Effects of acetic, malic, and citric acids on the large deformation behaviors of fish gelatin gels

This research was aimed to quantify the effects of acetic acid, malic acid, and citric acid (0, 0.5, 1.0, and 2.0 g/100 g H2 O) on the stress-strain responses of fish gelatin (FG) gels (2, 4, and 6.67 g/100 g H2 O) under uniaxial compression up to 68% of deformation. The first-order Ogden model fitted quite well for the compression responses of FG gels (R2 = 0.9909-0.9997).
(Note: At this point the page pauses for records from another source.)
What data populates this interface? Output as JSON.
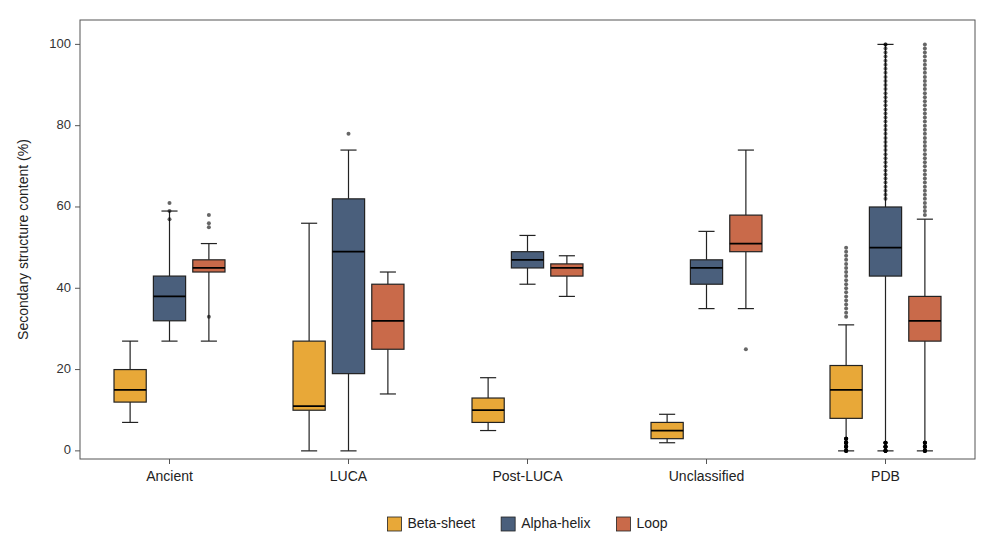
{
  "chart_data": {
    "type": "box",
    "ylabel": "Secondary structure content (%)",
    "categories": [
      "Ancient",
      "LUCA",
      "Post-LUCA",
      "Unclassified",
      "PDB"
    ],
    "series": [
      {
        "name": "Beta-sheet",
        "color": "#E8A838",
        "values": [
          {
            "whislo": 7,
            "q1": 12,
            "med": 15,
            "q3": 20,
            "whishi": 27,
            "fliers": []
          },
          {
            "whislo": 0,
            "q1": 10,
            "med": 11,
            "q3": 27,
            "whishi": 56,
            "fliers": []
          },
          {
            "whislo": 5,
            "q1": 7,
            "med": 10,
            "q3": 13,
            "whishi": 18,
            "fliers": []
          },
          {
            "whislo": 2,
            "q1": 3,
            "med": 5,
            "q3": 7,
            "whishi": 9,
            "fliers": []
          },
          {
            "whislo": 0,
            "q1": 8,
            "med": 15,
            "q3": 21,
            "whishi": 31,
            "fliers": [
              0,
              0,
              0,
              0,
              0,
              0,
              0,
              1,
              1,
              1,
              1,
              1,
              1,
              1,
              2,
              2,
              2,
              2,
              2,
              2,
              2,
              2,
              2,
              2,
              3,
              3,
              3,
              3,
              3,
              3,
              33,
              34,
              35,
              36,
              37,
              38,
              39,
              40,
              41,
              42,
              43,
              44,
              45,
              46,
              47,
              48,
              49,
              50
            ]
          }
        ]
      },
      {
        "name": "Alpha-helix",
        "color": "#4A5F7C",
        "values": [
          {
            "whislo": 27,
            "q1": 32,
            "med": 38,
            "q3": 43,
            "whishi": 59,
            "fliers": [
              61,
              59,
              57
            ]
          },
          {
            "whislo": 0,
            "q1": 19,
            "med": 49,
            "q3": 62,
            "whishi": 74,
            "fliers": [
              78
            ]
          },
          {
            "whislo": 41,
            "q1": 45,
            "med": 47,
            "q3": 49,
            "whishi": 53,
            "fliers": []
          },
          {
            "whislo": 35,
            "q1": 41,
            "med": 45,
            "q3": 47,
            "whishi": 54,
            "fliers": []
          },
          {
            "whislo": 0,
            "q1": 43,
            "med": 50,
            "q3": 60,
            "whishi": 100,
            "fliers": [
              0,
              0,
              0,
              0,
              0,
              0,
              0,
              0,
              0,
              1,
              1,
              1,
              1,
              1,
              1,
              1,
              1,
              2,
              2,
              2,
              2,
              2,
              2,
              2,
              62,
              63,
              64,
              65,
              66,
              67,
              68,
              69,
              70,
              71,
              72,
              73,
              74,
              75,
              76,
              77,
              78,
              79,
              80,
              81,
              82,
              83,
              84,
              85,
              86,
              87,
              88,
              89,
              90,
              91,
              92,
              93,
              94,
              95,
              96,
              97,
              98,
              99,
              100,
              100
            ]
          }
        ]
      },
      {
        "name": "Loop",
        "color": "#C96A4A",
        "values": [
          {
            "whislo": 27,
            "q1": 44,
            "med": 45,
            "q3": 47,
            "whishi": 51,
            "fliers": [
              58,
              56,
              55,
              33
            ]
          },
          {
            "whislo": 14,
            "q1": 25,
            "med": 32,
            "q3": 41,
            "whishi": 44,
            "fliers": []
          },
          {
            "whislo": 38,
            "q1": 43,
            "med": 45,
            "q3": 46,
            "whishi": 48,
            "fliers": []
          },
          {
            "whislo": 35,
            "q1": 49,
            "med": 51,
            "q3": 58,
            "whishi": 74,
            "fliers": [
              25
            ]
          },
          {
            "whislo": 0,
            "q1": 27,
            "med": 32,
            "q3": 38,
            "whishi": 57,
            "fliers": [
              0,
              0,
              0,
              0,
              0,
              0,
              0,
              0,
              1,
              1,
              1,
              1,
              1,
              1,
              1,
              2,
              2,
              2,
              2,
              2,
              2,
              58,
              59,
              60,
              61,
              62,
              63,
              64,
              65,
              66,
              67,
              68,
              69,
              70,
              71,
              72,
              73,
              74,
              75,
              76,
              77,
              78,
              79,
              80,
              81,
              82,
              83,
              84,
              85,
              86,
              87,
              88,
              89,
              90,
              91,
              92,
              93,
              94,
              95,
              96,
              97,
              98,
              99,
              100
            ]
          }
        ]
      }
    ],
    "ylim": [
      -2,
      106
    ],
    "yticks": [
      0,
      20,
      40,
      60,
      80,
      100
    ],
    "grid": false,
    "legend": "bottom"
  }
}
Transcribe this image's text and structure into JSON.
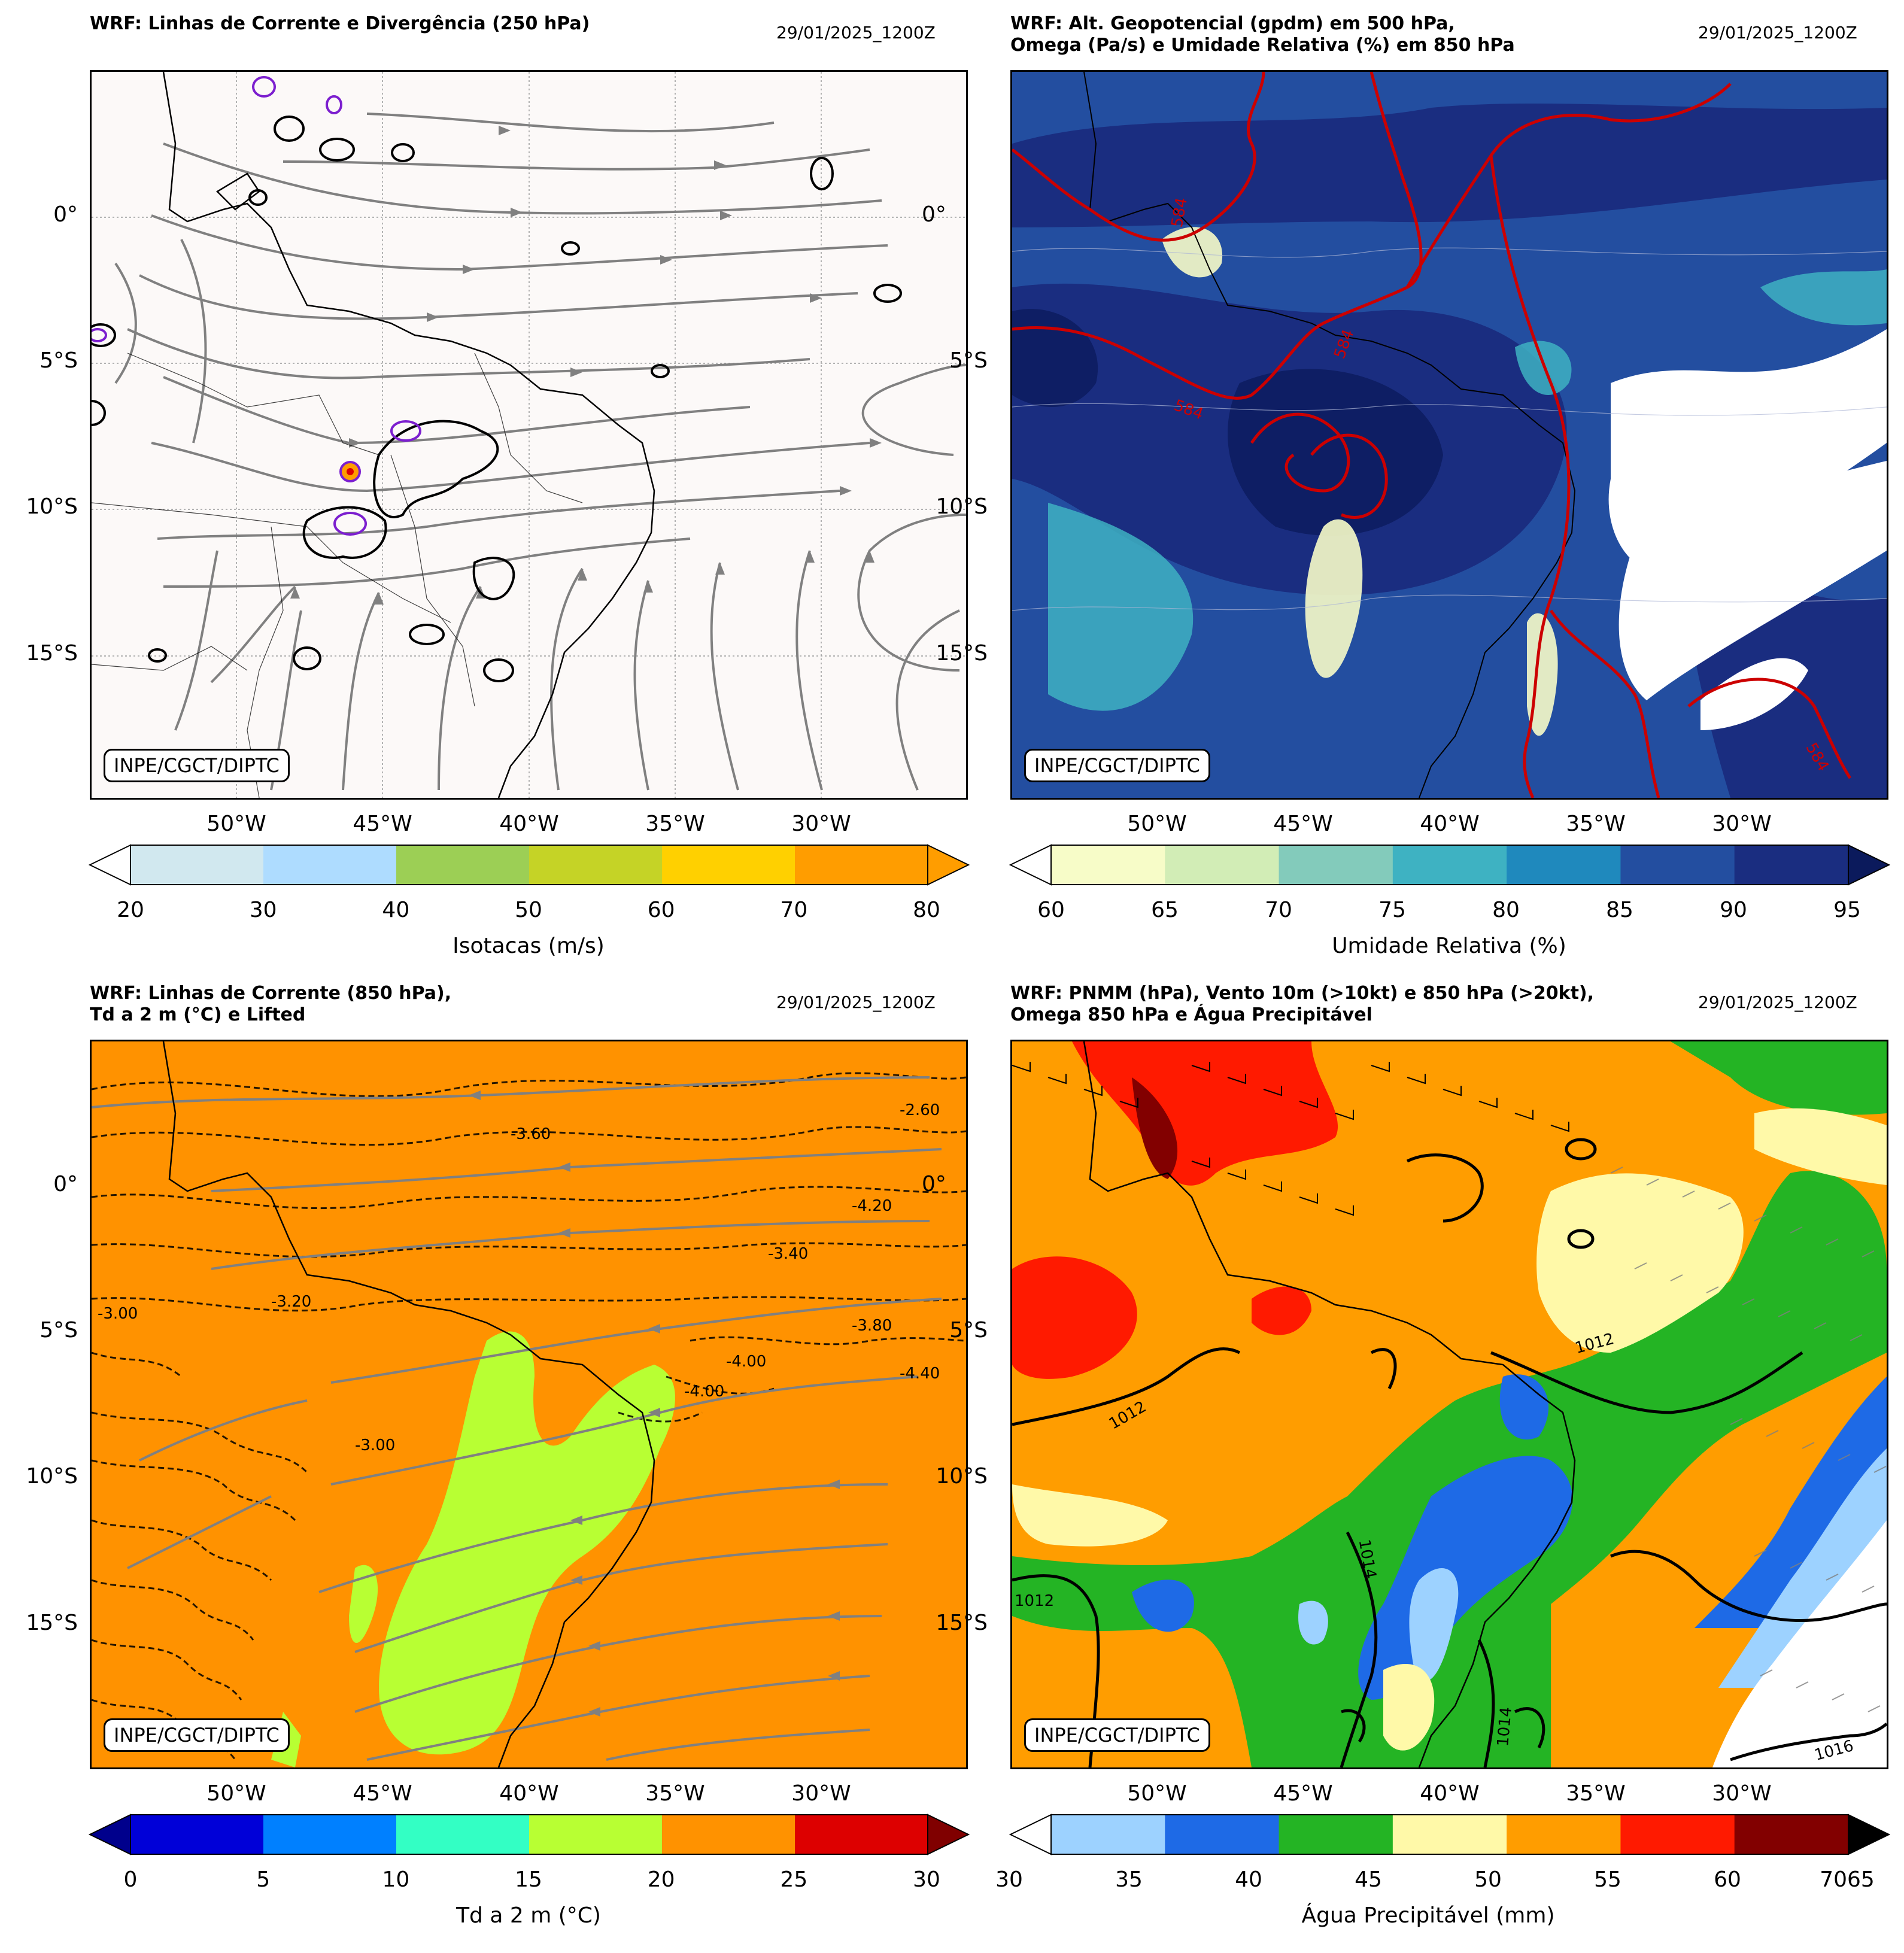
{
  "panels": [
    {
      "id": "p1",
      "title": "WRF: Linhas de Corrente e Divergência (250 hPa)",
      "date": "29/01/2025_1200Z",
      "credit": "INPE/CGCT/DIPTC",
      "colorbar": {
        "label": "Isotacas (m/s)",
        "ticks": [
          "20",
          "30",
          "40",
          "50",
          "60",
          "70",
          "80"
        ],
        "colors": [
          "#d1e8ef",
          "#aedcff",
          "#9ccf55",
          "#c5d326",
          "#ffd000",
          "#ff9d00"
        ],
        "under_color": "#ffffff",
        "over_color": "#ff9d00"
      }
    },
    {
      "id": "p2",
      "title": "WRF: Alt. Geopotencial (gpdm) em 500 hPa,\nOmega (Pa/s) e Umidade Relativa (%) em 850 hPa",
      "date": "29/01/2025_1200Z",
      "credit": "INPE/CGCT/DIPTC",
      "contour_labels": [
        "584",
        "584",
        "584",
        "584"
      ],
      "colorbar": {
        "label": "Umidade Relativa (%)",
        "ticks": [
          "60",
          "65",
          "70",
          "75",
          "80",
          "85",
          "90",
          "95"
        ],
        "colors": [
          "#f7fcc8",
          "#d2edb6",
          "#83cbbb",
          "#3eb2c2",
          "#1f89bd",
          "#234ea0",
          "#1a2d80"
        ],
        "under_color": "#ffffff",
        "over_color": "#0b1a5c"
      }
    },
    {
      "id": "p3",
      "title": "WRF: Linhas de Corrente (850 hPa),\nTd a 2 m (°C) e Lifted",
      "date": "29/01/2025_1200Z",
      "credit": "INPE/CGCT/DIPTC",
      "contour_labels": [
        "-4.00",
        "-3.00",
        "-4.20",
        "-3.80",
        "-3.20",
        "-2.60",
        "-3.00",
        "-4.40",
        "-4.00",
        "-3.40",
        "-3.60"
      ],
      "colorbar": {
        "label": "Td a 2 m (°C)",
        "ticks": [
          "0",
          "5",
          "10",
          "15",
          "20",
          "25",
          "30"
        ],
        "colors": [
          "#0000d8",
          "#0080ff",
          "#33ffc4",
          "#b8ff33",
          "#ff9200",
          "#dd0000"
        ],
        "under_color": "#00008c",
        "over_color": "#800000"
      }
    },
    {
      "id": "p4",
      "title": "WRF: PNMM (hPa), Vento 10m (>10kt) e 850 hPa (>20kt),\nOmega 850 hPa e Água Precipitável",
      "date": "29/01/2025_1200Z",
      "credit": "INPE/CGCT/DIPTC",
      "contour_labels": [
        "1012",
        "1012",
        "1012",
        "1014",
        "1014",
        "1016"
      ],
      "colorbar": {
        "label": "Água Precipitável (mm)",
        "ticks": [
          "30",
          "35",
          "40",
          "45",
          "50",
          "55",
          "60",
          "65",
          "70"
        ],
        "tick_overlap": "7065",
        "colors": [
          "#9dd2ff",
          "#1e6ae6",
          "#24b424",
          "#fff9a8",
          "#ff9d00",
          "#ff1a00",
          "#820000"
        ],
        "under_color": "#ffffff",
        "over_color": "#000000"
      }
    }
  ],
  "axes": {
    "lat_labels": [
      "0°",
      "5°S",
      "10°S",
      "15°S"
    ],
    "lon_labels": [
      "50°W",
      "45°W",
      "40°W",
      "35°W",
      "30°W"
    ]
  },
  "colors": {
    "coast": "#000000",
    "streamline": "#808080",
    "geopotential": "#cc0000",
    "divergence_pos": "#7c1fcf",
    "map_bg": "#fcf9f8"
  }
}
Protons from the acids played a key role on weakening the FG gel structures (gel rigidity, μ, decreased 11%-27%), as the μ values and pH values of FG gels were linearly correlated (R2 = 0.8240-0.9748), regardless of the acid type. The addition of an acid also resulted in a significant increase (p < .002) in the strain hardening capacity (α) of gels with 2 g FG/100 g H2 O. Both μ and α values of FG gels with higher gelatin concentrations were less affected by an acid partly due to their stronger buffering effects. The μ and α values of FG gels as affected by acids could not be fully explained based upon the pH changes, implying that the effects of acetate, malate, and citrate ions on the gel structure could not be ignored.